Issus de la déstabilisation d'un courant marin, ils tournent à une vitesse qui les isole de l'océan environnant pendant les quelques mois de leur existence. Ils épuisent ainsi rapidement leur stock d'oxygène puis la vie y devient pratiquement impossible. Si leur trajectoire croisait par hasard une île, avertissent les chercheurs, ils pourraient en stériliser les côtes.

Y.S. - SCIENCE & VIE N°1174 > Juillet > 2015

Des Trous Noirs dans l'Océan

Les scientifiques savaient depuis longtemps que d'immenses tourbillons se forment dans les océans. Or, pour mieux les repérer, un physicien les a mis en équation. Surprise : les équations sont les mêmes que celles décrivant un trou noir cosmique.

Ils sont 10 mille. Dix mille monstres à dériver à la surface des océans. Dix mille gouffres engendrés par les courants marins qui voyagent durant plusieurs mois entre les continents. Pour autant, rien à voir avec les fantasmatiques maelströms capables d'engloutir bateaux et baleines (voir encadré) : un navire les traverse sans même que son équipage s'en rende compte, de même que la plupart des organismes marins - l'eau n'y tourne qu'à raison de quelques centaines de mètres par heure. Mais, pour le plancton primaire qui vit dedans, pour les gouttes d'eau qui les composent, pour le sel qui y est dissous, pour la chaleur qui y est emmagasinée, ces tourbillons qui peuvent atteindre une centaine de kilomètres de diamètre et dont les racines plongent jusqu'à 1000 mètres sous la surface, forment de véritables trous noirs.
Vous avez bien lu : l'océan est peuplé de trous noirs, ces astres fantastiques imaginés dans le cadre de la relativité générale, et desquels aucun grain de matière ou de lumière, une fois pénétré dans leur giron, ne peut s'échapper. Inimaginable ? C'est pourtant la conclusion des très sérieux calculs que vient de mener George Haller, professeur de dynamique non linéaire à l'Institut fédéral suisse de technologie, à Zurich.

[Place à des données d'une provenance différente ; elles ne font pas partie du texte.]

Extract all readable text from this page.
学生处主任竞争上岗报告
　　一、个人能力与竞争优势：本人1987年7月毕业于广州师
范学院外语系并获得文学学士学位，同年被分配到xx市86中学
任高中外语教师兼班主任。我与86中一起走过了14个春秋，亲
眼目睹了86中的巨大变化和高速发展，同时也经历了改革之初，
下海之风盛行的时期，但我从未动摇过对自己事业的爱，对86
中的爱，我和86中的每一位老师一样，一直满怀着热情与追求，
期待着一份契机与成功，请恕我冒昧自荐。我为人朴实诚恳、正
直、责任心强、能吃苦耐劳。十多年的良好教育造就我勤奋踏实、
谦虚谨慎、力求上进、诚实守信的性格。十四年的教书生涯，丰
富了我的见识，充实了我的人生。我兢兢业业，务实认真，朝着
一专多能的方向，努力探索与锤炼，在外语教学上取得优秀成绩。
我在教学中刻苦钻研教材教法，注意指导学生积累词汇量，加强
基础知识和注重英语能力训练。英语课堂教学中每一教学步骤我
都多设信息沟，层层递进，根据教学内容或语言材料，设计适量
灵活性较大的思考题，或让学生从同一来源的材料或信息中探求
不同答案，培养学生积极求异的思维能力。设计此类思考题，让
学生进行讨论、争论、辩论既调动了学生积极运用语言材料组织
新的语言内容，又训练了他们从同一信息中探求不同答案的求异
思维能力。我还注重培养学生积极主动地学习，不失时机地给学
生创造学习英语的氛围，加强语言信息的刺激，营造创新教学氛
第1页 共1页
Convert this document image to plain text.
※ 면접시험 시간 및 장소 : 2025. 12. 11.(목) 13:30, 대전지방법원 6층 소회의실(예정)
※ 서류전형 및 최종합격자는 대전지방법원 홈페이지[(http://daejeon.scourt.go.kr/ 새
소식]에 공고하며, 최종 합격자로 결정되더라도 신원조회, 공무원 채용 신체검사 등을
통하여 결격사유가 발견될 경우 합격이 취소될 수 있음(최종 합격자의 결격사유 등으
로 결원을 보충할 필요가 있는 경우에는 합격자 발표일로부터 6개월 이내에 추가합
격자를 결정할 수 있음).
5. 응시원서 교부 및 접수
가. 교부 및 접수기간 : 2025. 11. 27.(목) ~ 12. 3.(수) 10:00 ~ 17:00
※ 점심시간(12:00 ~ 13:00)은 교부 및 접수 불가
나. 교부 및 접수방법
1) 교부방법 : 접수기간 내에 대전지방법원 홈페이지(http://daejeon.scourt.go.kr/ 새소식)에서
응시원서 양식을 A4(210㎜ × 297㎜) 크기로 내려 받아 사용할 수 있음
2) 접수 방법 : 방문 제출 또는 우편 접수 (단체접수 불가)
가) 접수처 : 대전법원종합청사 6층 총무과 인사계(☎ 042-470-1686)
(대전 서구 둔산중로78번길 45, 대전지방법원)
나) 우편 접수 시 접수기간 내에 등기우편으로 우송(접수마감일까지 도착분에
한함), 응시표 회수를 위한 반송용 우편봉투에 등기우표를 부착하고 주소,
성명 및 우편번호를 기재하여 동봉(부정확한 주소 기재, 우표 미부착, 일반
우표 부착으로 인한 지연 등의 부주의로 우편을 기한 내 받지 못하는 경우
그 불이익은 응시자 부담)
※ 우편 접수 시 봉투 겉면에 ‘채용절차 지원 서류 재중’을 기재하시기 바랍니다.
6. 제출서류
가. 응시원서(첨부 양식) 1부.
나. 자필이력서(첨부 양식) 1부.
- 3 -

EDGAR POE A-T-IL DÉCRIT UN TROU NOIR AVANT L'HEURE ?
"Le bord du tourbillon était marqué par une large ceinture d'écume lumineuse ; mais pas une parcelle ne glissait dans la gueule du terrible entonnoir"... Ainsi Edgar Allan Poe décrit-il la frontière du monstrueux tourbillon qu'il met en scène dans sa nouvelle Descente dans le maelström. Certes, "ce monstre marin" avalant bateaux et matelots n'existe que dans l'imaginaire de l'auteur fantastique. Et pourtant, George Haller lui-même relève la pertinence scientifique de la description qu'en donne Poe, presque une préfiguration de l'analogie qu'il a mis en évidence entre tourbillons océaniques et trous noirs. "Cette ceinture d'écume lumineuse dont parle Poe n'est outre que cette ceinture d'eau cohérente que nous avons décrite mathématiquement dans notre publication", explique le théoricien. Si l'analogie mathématique avec le trou noir s'arrête là, la vision de Poe n'en reste pas moins troublante lorsqu'il écrit que ses personnages "imaginent qu'au milieu du canal du Maelström est un abîme qui traverse le globe et aboutit dans quelque région très éloignée". Comme si l'écrivain avait entrevu au fond des mers les monstres cosmologiques que les scientifiques découvriront un siècle plus tard.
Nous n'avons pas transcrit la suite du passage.